The DWP has allowed this why are BSL terps working with deaf in the systems not?  It would appear speech to text support where it exists, does not always give the deaf copy either, which suggest they too, are not taking the 'risk' of it being used in any legal sense.  Thus leaving deaf on their own to sort it out.  This means the presence of an Interpreter is not really helpful in a legal situation and may well be an issue.  Deaf people labour under many misconceptions of their support and telling them you decide on whether your own people are guilty or not does not inspire confidence.  

I'd like to see your professionals NOT fraternising with deaf people either, we all know what familiarity breeds.  Rotating BSL support will also prevent that familiarity making issues for your professionals.  We know some deaf would 'prefer' the same terp every time because they follow easier and more comfortable, but this is not going to help them when a situation arises, then, a terp is going to stand back.

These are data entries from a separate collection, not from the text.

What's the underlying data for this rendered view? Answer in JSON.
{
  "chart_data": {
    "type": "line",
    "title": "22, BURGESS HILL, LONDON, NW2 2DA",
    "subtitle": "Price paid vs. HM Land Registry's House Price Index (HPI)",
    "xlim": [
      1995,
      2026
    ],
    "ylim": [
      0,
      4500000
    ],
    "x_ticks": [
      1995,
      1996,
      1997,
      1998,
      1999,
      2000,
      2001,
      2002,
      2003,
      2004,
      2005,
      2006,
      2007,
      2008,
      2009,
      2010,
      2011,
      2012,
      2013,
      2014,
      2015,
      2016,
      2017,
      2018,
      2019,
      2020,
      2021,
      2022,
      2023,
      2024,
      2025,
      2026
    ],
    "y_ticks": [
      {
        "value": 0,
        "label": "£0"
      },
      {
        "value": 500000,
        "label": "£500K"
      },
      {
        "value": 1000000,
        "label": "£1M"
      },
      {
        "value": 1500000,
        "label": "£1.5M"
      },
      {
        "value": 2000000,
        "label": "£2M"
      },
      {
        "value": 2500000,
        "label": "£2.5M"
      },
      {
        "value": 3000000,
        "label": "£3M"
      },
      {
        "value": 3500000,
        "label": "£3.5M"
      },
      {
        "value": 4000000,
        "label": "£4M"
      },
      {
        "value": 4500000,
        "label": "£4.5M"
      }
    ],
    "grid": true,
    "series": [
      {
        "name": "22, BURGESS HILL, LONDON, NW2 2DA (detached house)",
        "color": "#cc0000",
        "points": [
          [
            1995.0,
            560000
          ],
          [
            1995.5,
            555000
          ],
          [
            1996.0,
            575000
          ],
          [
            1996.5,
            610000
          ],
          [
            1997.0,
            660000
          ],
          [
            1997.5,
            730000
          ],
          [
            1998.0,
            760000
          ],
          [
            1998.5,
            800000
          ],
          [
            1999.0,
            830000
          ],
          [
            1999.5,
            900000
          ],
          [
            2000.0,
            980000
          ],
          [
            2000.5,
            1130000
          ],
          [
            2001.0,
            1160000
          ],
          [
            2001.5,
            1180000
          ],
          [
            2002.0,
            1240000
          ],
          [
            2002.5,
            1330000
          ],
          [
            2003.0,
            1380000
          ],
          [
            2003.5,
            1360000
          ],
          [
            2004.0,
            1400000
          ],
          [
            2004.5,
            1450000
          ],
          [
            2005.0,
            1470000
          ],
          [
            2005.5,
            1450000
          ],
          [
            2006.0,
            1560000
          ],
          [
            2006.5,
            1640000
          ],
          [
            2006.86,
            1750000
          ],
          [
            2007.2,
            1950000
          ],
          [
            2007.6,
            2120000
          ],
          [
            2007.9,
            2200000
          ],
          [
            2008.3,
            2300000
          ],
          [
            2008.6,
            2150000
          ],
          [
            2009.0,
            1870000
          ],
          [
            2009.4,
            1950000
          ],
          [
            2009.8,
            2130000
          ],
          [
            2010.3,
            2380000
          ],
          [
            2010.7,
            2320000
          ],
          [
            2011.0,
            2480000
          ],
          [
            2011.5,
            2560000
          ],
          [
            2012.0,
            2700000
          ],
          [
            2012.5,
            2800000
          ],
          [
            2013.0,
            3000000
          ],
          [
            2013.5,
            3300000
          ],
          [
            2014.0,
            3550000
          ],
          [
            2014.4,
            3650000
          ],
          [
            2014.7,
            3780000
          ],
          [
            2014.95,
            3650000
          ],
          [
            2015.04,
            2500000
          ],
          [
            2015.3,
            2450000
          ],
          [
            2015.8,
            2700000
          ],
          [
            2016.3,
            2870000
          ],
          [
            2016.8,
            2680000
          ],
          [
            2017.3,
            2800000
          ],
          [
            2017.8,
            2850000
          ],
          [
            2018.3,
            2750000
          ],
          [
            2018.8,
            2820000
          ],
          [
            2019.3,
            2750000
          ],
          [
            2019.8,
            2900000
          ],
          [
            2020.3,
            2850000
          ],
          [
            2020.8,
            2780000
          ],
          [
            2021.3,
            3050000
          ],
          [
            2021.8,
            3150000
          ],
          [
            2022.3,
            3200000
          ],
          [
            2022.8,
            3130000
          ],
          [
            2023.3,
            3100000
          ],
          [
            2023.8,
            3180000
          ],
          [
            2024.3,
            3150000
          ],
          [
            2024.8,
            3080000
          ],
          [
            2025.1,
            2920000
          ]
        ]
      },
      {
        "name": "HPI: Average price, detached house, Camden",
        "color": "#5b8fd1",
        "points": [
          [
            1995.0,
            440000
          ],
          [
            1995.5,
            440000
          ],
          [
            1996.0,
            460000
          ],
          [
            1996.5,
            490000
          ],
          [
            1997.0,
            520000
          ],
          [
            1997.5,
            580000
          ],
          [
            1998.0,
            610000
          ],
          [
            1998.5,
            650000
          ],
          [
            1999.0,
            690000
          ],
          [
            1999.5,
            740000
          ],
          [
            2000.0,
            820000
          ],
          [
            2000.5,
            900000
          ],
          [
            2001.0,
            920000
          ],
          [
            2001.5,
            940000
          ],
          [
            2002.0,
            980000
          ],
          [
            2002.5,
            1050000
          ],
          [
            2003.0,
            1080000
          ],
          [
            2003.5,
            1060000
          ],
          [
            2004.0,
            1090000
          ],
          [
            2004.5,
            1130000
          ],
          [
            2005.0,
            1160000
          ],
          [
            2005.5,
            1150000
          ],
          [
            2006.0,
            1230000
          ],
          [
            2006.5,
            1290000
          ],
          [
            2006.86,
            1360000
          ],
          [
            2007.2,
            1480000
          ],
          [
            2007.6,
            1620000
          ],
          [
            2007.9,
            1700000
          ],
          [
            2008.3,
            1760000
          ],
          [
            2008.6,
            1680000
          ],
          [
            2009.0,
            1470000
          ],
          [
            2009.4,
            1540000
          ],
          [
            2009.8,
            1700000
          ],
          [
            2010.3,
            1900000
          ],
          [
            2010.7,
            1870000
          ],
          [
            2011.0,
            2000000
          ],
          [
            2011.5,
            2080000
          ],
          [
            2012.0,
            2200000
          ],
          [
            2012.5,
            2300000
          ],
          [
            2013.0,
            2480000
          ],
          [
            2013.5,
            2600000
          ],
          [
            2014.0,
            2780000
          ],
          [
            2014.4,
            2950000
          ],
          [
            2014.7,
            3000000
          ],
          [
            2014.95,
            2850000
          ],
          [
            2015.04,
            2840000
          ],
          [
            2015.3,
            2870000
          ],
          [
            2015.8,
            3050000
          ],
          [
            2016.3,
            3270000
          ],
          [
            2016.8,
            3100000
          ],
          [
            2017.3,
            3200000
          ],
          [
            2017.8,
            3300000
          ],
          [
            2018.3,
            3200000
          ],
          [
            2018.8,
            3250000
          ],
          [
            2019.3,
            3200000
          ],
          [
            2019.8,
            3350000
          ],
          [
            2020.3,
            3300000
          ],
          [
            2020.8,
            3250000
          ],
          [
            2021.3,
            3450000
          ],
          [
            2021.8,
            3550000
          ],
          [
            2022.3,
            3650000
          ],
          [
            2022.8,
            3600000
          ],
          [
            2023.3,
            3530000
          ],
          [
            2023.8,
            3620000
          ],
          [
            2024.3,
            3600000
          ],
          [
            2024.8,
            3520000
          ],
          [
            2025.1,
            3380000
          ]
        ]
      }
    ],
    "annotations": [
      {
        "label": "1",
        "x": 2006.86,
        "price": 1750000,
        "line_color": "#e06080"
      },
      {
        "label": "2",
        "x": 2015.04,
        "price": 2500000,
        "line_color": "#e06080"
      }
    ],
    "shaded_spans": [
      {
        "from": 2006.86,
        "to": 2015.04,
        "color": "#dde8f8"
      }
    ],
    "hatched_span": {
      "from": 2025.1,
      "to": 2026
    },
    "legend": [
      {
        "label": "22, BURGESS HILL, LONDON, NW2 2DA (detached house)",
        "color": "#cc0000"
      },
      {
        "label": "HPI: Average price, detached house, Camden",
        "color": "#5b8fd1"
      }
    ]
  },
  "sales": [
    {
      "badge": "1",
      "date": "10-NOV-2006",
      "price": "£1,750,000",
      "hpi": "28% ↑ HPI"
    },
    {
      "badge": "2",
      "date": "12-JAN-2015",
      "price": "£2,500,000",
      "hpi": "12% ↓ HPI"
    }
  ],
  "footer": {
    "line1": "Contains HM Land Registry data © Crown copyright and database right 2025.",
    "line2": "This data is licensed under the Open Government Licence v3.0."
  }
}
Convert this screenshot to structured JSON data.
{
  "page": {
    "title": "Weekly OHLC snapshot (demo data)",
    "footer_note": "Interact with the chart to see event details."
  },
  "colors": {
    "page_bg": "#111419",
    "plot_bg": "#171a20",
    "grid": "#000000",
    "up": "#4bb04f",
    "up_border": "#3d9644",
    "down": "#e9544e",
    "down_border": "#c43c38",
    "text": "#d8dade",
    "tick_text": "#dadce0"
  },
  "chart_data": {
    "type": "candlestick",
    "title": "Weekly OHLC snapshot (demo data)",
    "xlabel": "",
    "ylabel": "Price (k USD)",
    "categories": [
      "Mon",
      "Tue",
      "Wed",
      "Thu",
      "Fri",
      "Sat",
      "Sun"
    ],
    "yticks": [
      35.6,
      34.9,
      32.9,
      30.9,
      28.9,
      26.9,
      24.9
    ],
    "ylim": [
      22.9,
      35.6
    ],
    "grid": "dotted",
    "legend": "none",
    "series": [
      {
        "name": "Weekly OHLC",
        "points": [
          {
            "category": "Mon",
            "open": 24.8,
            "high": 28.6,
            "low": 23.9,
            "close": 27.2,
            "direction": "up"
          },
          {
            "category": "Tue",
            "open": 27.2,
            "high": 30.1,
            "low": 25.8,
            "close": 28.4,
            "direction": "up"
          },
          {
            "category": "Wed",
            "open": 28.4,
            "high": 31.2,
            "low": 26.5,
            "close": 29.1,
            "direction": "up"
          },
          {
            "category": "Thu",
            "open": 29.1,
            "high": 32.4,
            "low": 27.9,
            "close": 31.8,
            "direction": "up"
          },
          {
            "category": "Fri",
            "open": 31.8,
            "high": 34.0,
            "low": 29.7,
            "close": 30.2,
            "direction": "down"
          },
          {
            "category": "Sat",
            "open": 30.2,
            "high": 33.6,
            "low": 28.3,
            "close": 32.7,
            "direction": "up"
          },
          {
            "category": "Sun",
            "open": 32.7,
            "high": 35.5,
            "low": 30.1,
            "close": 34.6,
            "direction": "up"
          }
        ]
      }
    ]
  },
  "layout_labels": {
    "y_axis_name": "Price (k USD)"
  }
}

Deaf ARE still treating them as 'friends' when clearly that is AGAINST your organisational rules?  To say no professional is allowed to advise is always not true either, it is a NORM when a deaf person is having difficult following, to ask and to then receive advice from a BSL terp.  You explain what you cannot do, but in practice... The lines do not seem clear as to how much 'explanation' constitutes advice.  Should you not say 'Sorry I can not help?' 

The issue would raise serious coverage and identification of what professionalism is in deaf terms, allowing someone qualified to translate BSL with no other checks seems questionable, and independent areas would be asking for a more in-depth description of what BSL support entails.  Nobody is training the deaf to manage their support.  Their work is akin to that of a social worker but with none of their rules.  Worse for the deaf, none of that protection either.

Professionals are saying these are impaired communication individuals and often with poor literacy and understanding so they cannot put themselves on the line at all for them, and to the area most requiring help (not just BSL which is less effective than text if truth be told).

Such support also attends their clubs and homes as well, to say privacy exists as per the professional is not true in those environments at all.  All signers watch each other and the professionals so fully aware what is being said, indeed privacy does NOT exist in a deaf club, because deaf discuss their issues with friends and say 'The interpreter said...'   and invite them to clarify, so should not your professionals be avoiding such areas?